A Parameterizable Convolution Accelerator for Embedded Deep Learning Applications
Panagiotis Mousouliotis, Georgios Keramidas
TL;DR
The paper tackles the challenge of deploying CNNs for embedded deep learning on resource-limited FPGA SoCs by introducing a parameterizable CNN accelerator template implemented via high-level synthesis. The design comprises a two-part architecture (CONV-PART and MPOOL-PART) with an 8-bit dynamic fixed-point quantization scheme and extensive HW/SW co-design optimizations, enabling latency, power, and area trade-offs across a range of CNN workloads. Key contributions include the detailed accelerator architecture, quantization strategy, HLS-driven parallelism, and an extensive evaluation showing favorable latency and power compared with related works. The work demonstrates a flexible, scalable approach for embedded DL that can be extended to other DL applications and workload families.
Abstract
Convolutional neural network (CNN) accelerators implemented on Field-Programmable Gate Arrays (FPGAs) are typically designed with a primary focus on maximizing performance, often measured in giga-operations per second (GOPS). However, real-life embedded deep learning (DL) applications impose multiple constraints related to latency, power consumption, area, and cost.

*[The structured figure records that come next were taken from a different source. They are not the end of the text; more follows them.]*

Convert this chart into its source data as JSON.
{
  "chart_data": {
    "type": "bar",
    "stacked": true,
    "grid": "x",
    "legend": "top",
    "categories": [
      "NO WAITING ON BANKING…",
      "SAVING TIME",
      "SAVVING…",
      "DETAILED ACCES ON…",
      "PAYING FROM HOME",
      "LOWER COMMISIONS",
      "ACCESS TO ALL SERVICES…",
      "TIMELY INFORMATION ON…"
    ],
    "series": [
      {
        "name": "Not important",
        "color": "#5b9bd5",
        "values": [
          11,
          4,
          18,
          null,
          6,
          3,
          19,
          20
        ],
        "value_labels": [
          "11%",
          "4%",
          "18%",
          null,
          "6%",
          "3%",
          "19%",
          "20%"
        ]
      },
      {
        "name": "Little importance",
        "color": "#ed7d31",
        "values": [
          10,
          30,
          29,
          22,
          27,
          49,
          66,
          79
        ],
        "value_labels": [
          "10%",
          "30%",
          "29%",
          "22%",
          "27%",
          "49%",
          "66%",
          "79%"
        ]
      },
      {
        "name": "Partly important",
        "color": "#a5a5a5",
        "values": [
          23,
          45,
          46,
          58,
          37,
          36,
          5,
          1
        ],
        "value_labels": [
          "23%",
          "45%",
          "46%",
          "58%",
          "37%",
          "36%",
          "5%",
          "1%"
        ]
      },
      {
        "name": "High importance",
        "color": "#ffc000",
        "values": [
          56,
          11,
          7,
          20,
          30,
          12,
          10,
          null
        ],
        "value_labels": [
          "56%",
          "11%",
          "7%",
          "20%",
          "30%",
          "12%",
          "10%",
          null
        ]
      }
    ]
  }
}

This work presents a hardware-software (HW/SW) co-design methodology in which a CNN accelerator is described using high-level synthesis (HLS) tools that ease the parameterization of the design, facilitating more effective optimizations across multiple design constraints. Our experimental results demonstrate that the proposed design methodology is able to outperform non-parameterized design approaches, and it can be easily extended to other types of DL applications.